Slow build finishing
Incident Report for Percy
Resolved
This incident has been resolved as of 11:33 am PDT.

Details: after deep debugging alongside our managed Redis provider, we were able to narrow this issue to a configuration change they made in a recent Redis database upgrade. This upgrade changed the behavior of SSL error handling and caused a rare corruption of SSL connections, which affected our sidekiq connections. We put a temporary patch in place for the last 12 hours to hide the user-visible effects of these job failures while we continued to root cause the issue. As of 11:33 am PDT, our redis provider was able to identify the root cause and update configurations to fix the issue. We believe that the issue is now fully resolved, and will continue monitoring.
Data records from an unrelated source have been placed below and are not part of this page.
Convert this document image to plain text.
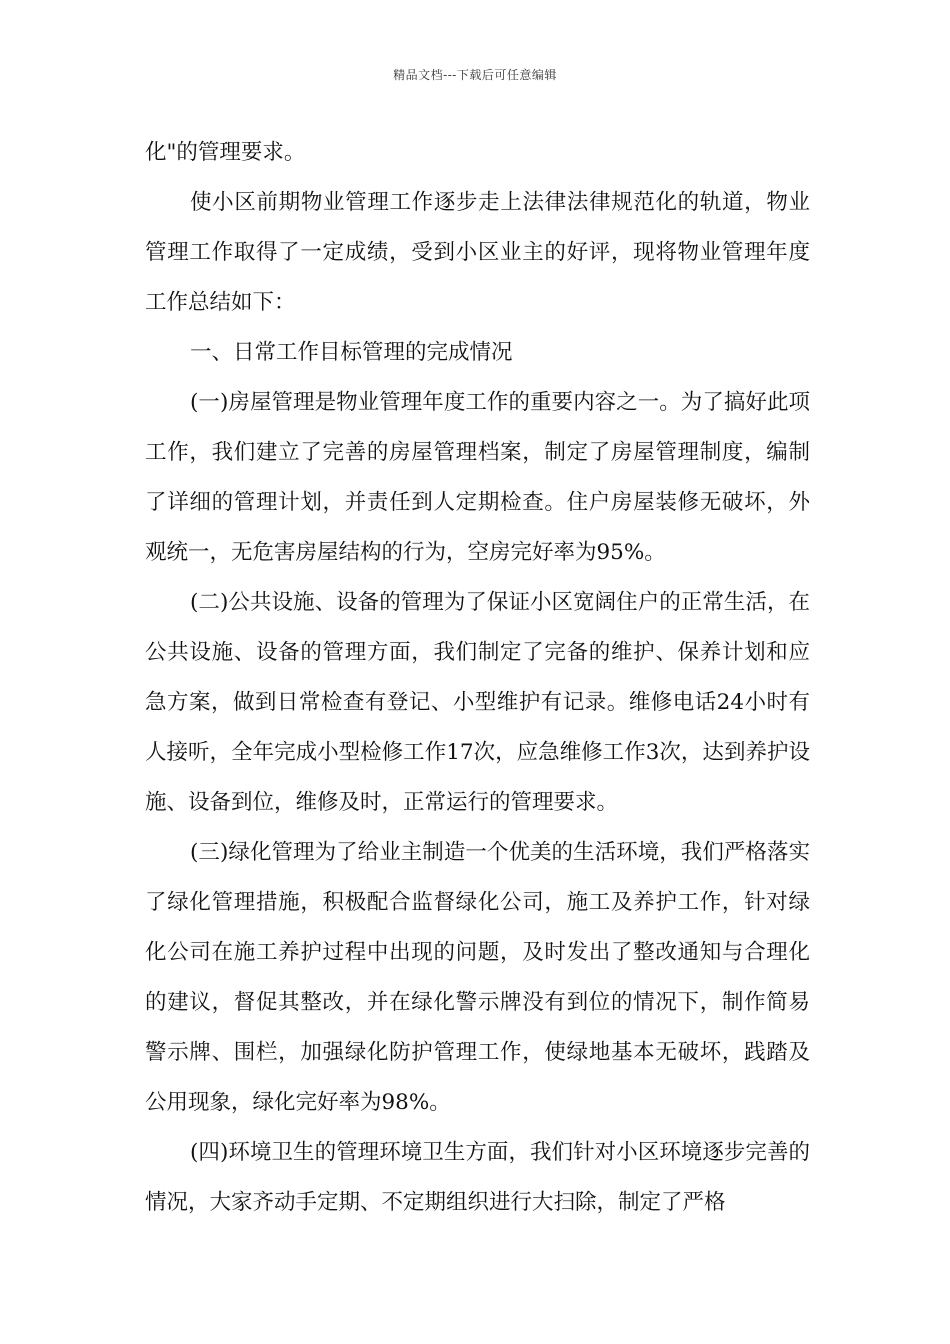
精品文档---下载后可任意编辑

化"的管理要求。

使小区前期物业管理工作逐步走上法律法律规范化的轨道，物业管理工作取得了一定成绩，受到小区业主的好评，现将物业管理年度工作总结如下：

一、日常工作目标管理的完成情况

(一)房屋管理是物业管理年度工作的重要内容之一。为了搞好此项工作，我们建立了完善的房屋管理档案，制定了房屋管理制度，编制了详细的管理计划，并责任到人定期检查。住户房屋装修无破坏，外观统一，无危害房屋结构的行为，空房完好率为95%。

(二)公共设施、设备的管理为了保证小区宽阔住户的正常生活，在公共设施、设备的管理方面，我们制定了完备的维护、保养计划和应急方案，做到日常检查有登记、小型维护有记录。维修电话24小时有人接听，全年完成小型检修工作17次，应急维修工作3次，达到养护设施、设备到位，维修及时，正常运行的管理要求。

(三)绿化管理为了给业主制造一个优美的生活环境，我们严格落实了绿化管理措施，积极配合监督绿化公司，施工及养护工作，针对绿化公司在施工养护过程中出现的问题，及时发出了整改通知与合理化的建议，督促其整改，并在绿化警示牌没有到位的情况下，制作简易警示牌、围栏，加强绿化防护管理工作，使绿地基本无破坏，践踏及公用现象，绿化完好率为98%。

(四)环境卫生的管理环境卫生方面，我们针对小区环境逐步完善的情况，大家齐动手定期、不定期组织进行大扫除，制定了严格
We apologize for any inconvenience this may have caused. We will wait for the results of our redis provider's root cause analysis as well as conduct our own internal post-mortem to identify ways we can continue to improve resiliency of our job processing infrastructure.
Posted Oct 01, 2020 - 13:13 PDT
Monitoring
A temporary fix is in place and we will continue to monitor and root cause the issue. Leaving this incident open until we are sure the issue is fully resolved and no customers are impacted. Thanks for your patience.
Posted Oct 01, 2020 - 02:41 PDT
Identified
We have narrowed the issue to a sidekiq job orphaning issue, but we have not been able to root cause the exact cause yet. We have put a temporary fix in place that manually retries orphaned jobs and are continuing to investigate.
Posted Oct 01, 2020 - 02:07 PDT
Investigating
We are currently investigating an issue affecting multiple customers where builds appear to get stuck processing at the last few screenshots and not finishing.
Posted Oct 01, 2020 - 00:16 PDT
This incident affected: Rendering infrastructure.